On Friday at midday, hundreds of people have arranged to meet at Old Palace Yard, next to Britain's Houses of Parliament. Once there, they plan to mimic sexual acts en masse while singing from the classic British comedy Monty Python. According to the Register, the group had been hoping to get the Guinness Book of World Records staff on hand, though they were rebuffed.
It may seem an unusual way to spend a weekday, but for those people planning to attend, the event is designed to highlight something more serious: A shift in Britain's laws regarding pornography that they see as a dramatic infringement of rights.
At the start of December, the Audiovisual Media Services Regulations 2014 came into force, amending the 2003 Communications Act. The amendment essentially meant that all online video on demand pornography would be judged the same as pornography sold legally in stores on DVDs, which is subject to the restrictions of the British Board of Film Censors (BBFC).
Outrage over change spread after the Independent picked up the story and pointed to a series of things that would be 'banned' under the law as they could be considered harmful to minors. The list included:
Penetration by any object "associated with violence"
Physical or verbal abuse (regardless of if consensual)
Urolangia (known as "water sports")
According to the Independent, the last three would be restricted because they were considered potentially "life endangering." The plan lead to widespread mockery on Twitter under the hashtag #ThingsNowBannedInUKPorn:
It's worth noting that the change in law is not expected to affect consumers, but could instead cause problems for British pornography producers and websites. And some have criticized the backlash to the new regulations, saying that the BBFC does not issue blanket bans and context will be important.

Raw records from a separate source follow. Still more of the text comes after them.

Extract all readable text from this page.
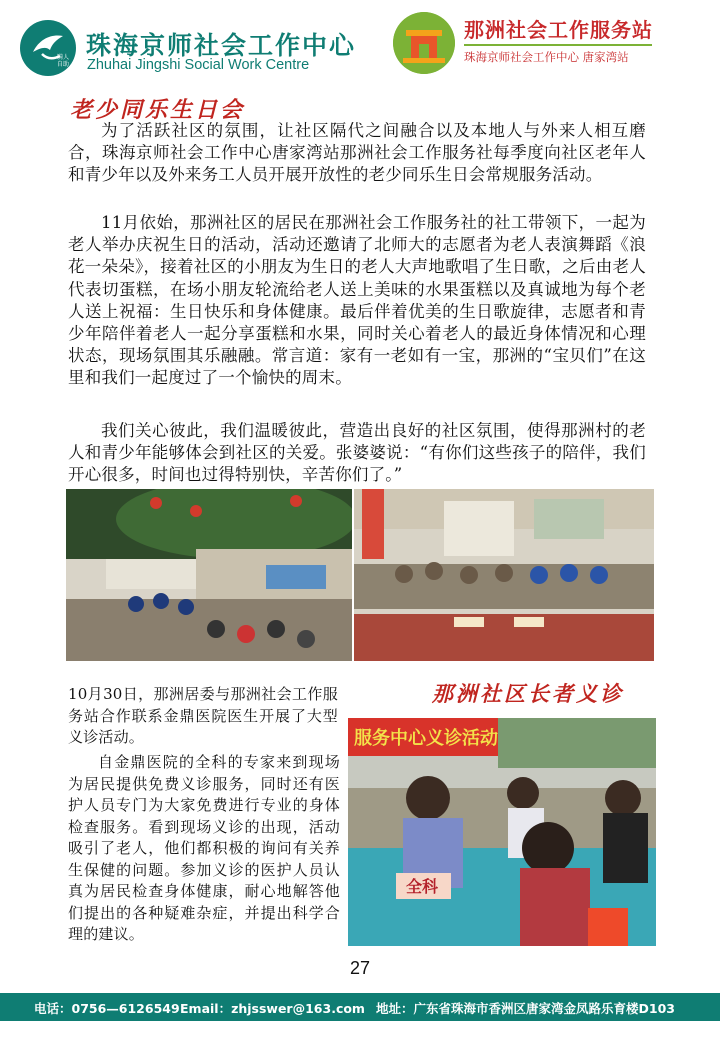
騎人 自助
珠海京师社会工作中心
Zhuhai Jingshi Social Work Centre
那洲社会工作服务站
珠海京师社会工作中心 唐家湾站
老少同乐生日会

为了活跃社区的氛围，让社区隔代之间融合以及本地人与外来人相互磨合，珠海京师社会工作中心唐家湾站那洲社会工作服务社每季度向社区老年人和青少年以及外来务工人员开展开放性的老少同乐生日会常规服务活动。

11月依始，那洲社区的居民在那洲社会工作服务社的社工带领下，一起为老人举办庆祝生日的活动，活动还邀请了北师大的志愿者为老人表演舞蹈《浪花一朵朵》，接着社区的小朋友为生日的老人大声地歌唱了生日歌，之后由老人代表切蛋糕，在场小朋友轮流给老人送上美味的水果蛋糕以及真诚地为每个老人送上祝福：生日快乐和身体健康。最后伴着优美的生日歌旋律，志愿者和青少年陪伴着老人一起分享蛋糕和水果，同时关心着老人的最近身体情况和心理状态，现场氛围其乐融融。常言道：家有一老如有一宝，那洲的“宝贝们”在这里和我们一起度过了一个愉快的周末。

我们关心彼此，我们温暖彼此，营造出良好的社区氛围，使得那洲村的老人和青少年能够体会到社区的关爱。张婆婆说：“有你们这些孩子的陪伴，我们开心很多，时间也过得特别快，辛苦你们了。”

10月30日，那洲居委与那洲社会工作服务站合作联系金鼎医院医生开展了大型义诊活动。

那洲社区长者义诊

自金鼎医院的全科的专家来到现场为居民提供免费义诊服务，同时还有医护人员专门为大家免费进行专业的身体检查服务。看到现场义诊的出现，活动吸引了老人，他们都积极的询问有关养生保健的问题。参加义诊的医护人员认真为居民检查身体健康，耐心地解答他们提出的各种疑难杂症，并提出科学合理的建议。

服务中心义诊活动
全科
27
电话：0756—6126549 Email：zhjsswer@163.com 地址：广东省珠海市香洲区唐家湾金凤路乐育楼D103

"In judging material which may or may not be allowed under BBFC Guidelines," Murray Perkins, a BBFC examiner, wrote for the Guardian, "it is often unhelpful to speak hypothetically and in generalizations when specifics of context and potential harm in a given situation are among the considerations which really matter."
Myles Jackman, a lawyer who specializes in obscenity law, disagreed. "Pornography is the canary in the coalmine of free speech: it is the first freedom to die," he wrote in a blog post. "If this assault on liberty is allowed to go unchallenged, other freedoms will fall as a consequence."

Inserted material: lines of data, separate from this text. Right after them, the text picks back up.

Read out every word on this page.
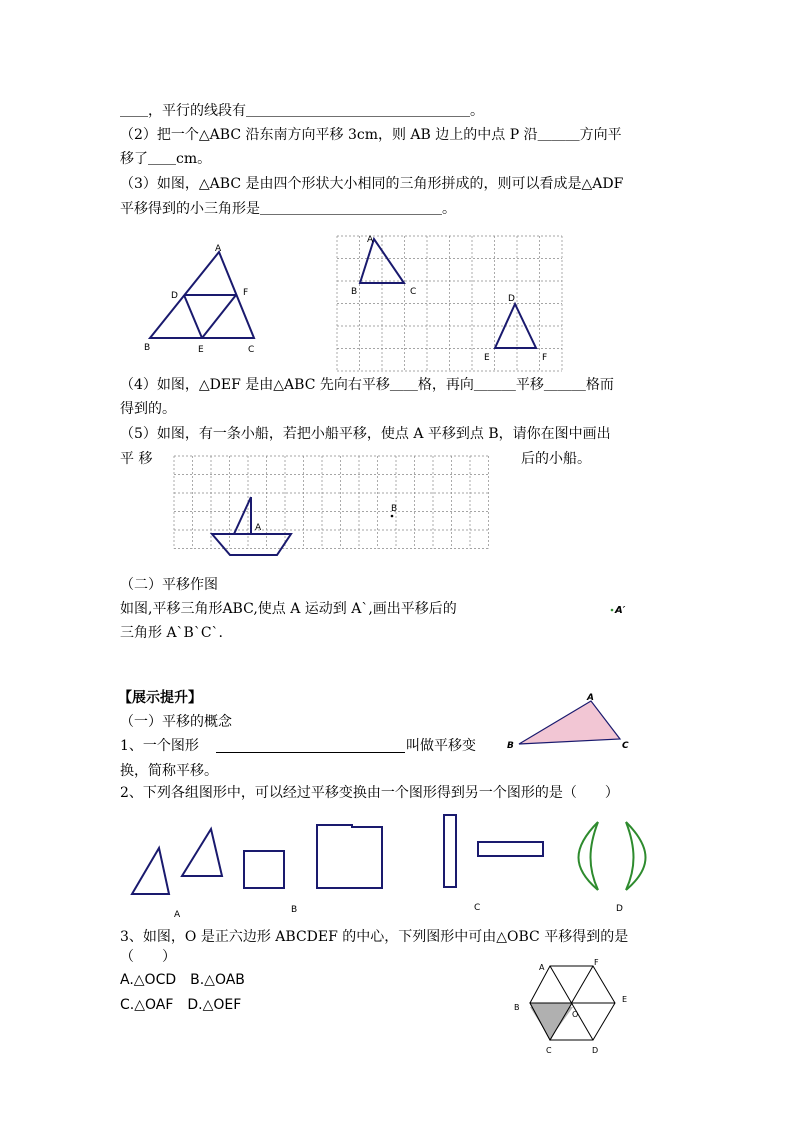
＿＿，平行的线段有＿＿＿＿＿＿＿＿＿＿＿＿＿＿＿＿。
（2）把一个△ABC 沿东南方向平移 3cm，则 AB 边上的中点 P 沿＿＿＿方向平
移了＿＿cm。
（3）如图，△ABC 是由四个形状大小相同的三角形拼成的，则可以看成是△ADF
平移得到的小三角形是＿＿＿＿＿＿＿＿＿＿＿＿＿。
A
D	F
B	E	C
A
B	C
D
E	F
（4）如图，△DEF 是由△ABC 先向右平移＿＿格，再向＿＿＿平移＿＿＿格而
得到的。
（5）如图，有一条小船，若把小船平移，使点 A 平移到点 B，请你在图中画出
平 移	后的小船。
A
B
（二）平移作图
如图,平移三角形ABC,使点 A 运动到 A`,画出平移后的
三角形 A`B`C`.
A′
【展示提升】
（一）平移的概念
A
B	C
1、一个图形	叫做平移变
换，简称平移。
2、下列各组图形中，可以经过平移变换由一个图形得到另一个图形的是（　　）
A	B	C	D
3、如图，O 是正六边形 ABCDEF 的中心，下列图形中可由△OBC 平移得到的是
（　　）
A.△OCD　B.△OAB
C.△OAF　D.△OEF
A
F
B
E
O
C	D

At Vice, Franklin Mullin spoke to pornography producers in the U.K. who focused on sadomasochism and female dominance pornography who felt that the new laws would unfairly target them. "The truth is that nobody really knows how this new law is going to be enforced," Itziar Bilbao Urrutia, a dominatrix who also produces femdom porn, told Vice. "Everybody is scared of losing their livelihoods."
For those outside of the United Kingdom who want to be involved in Friday's protest, they will likely be able to follow along online (under the hashtag #pornprotest) – or just sign the petition, if you'd prefer.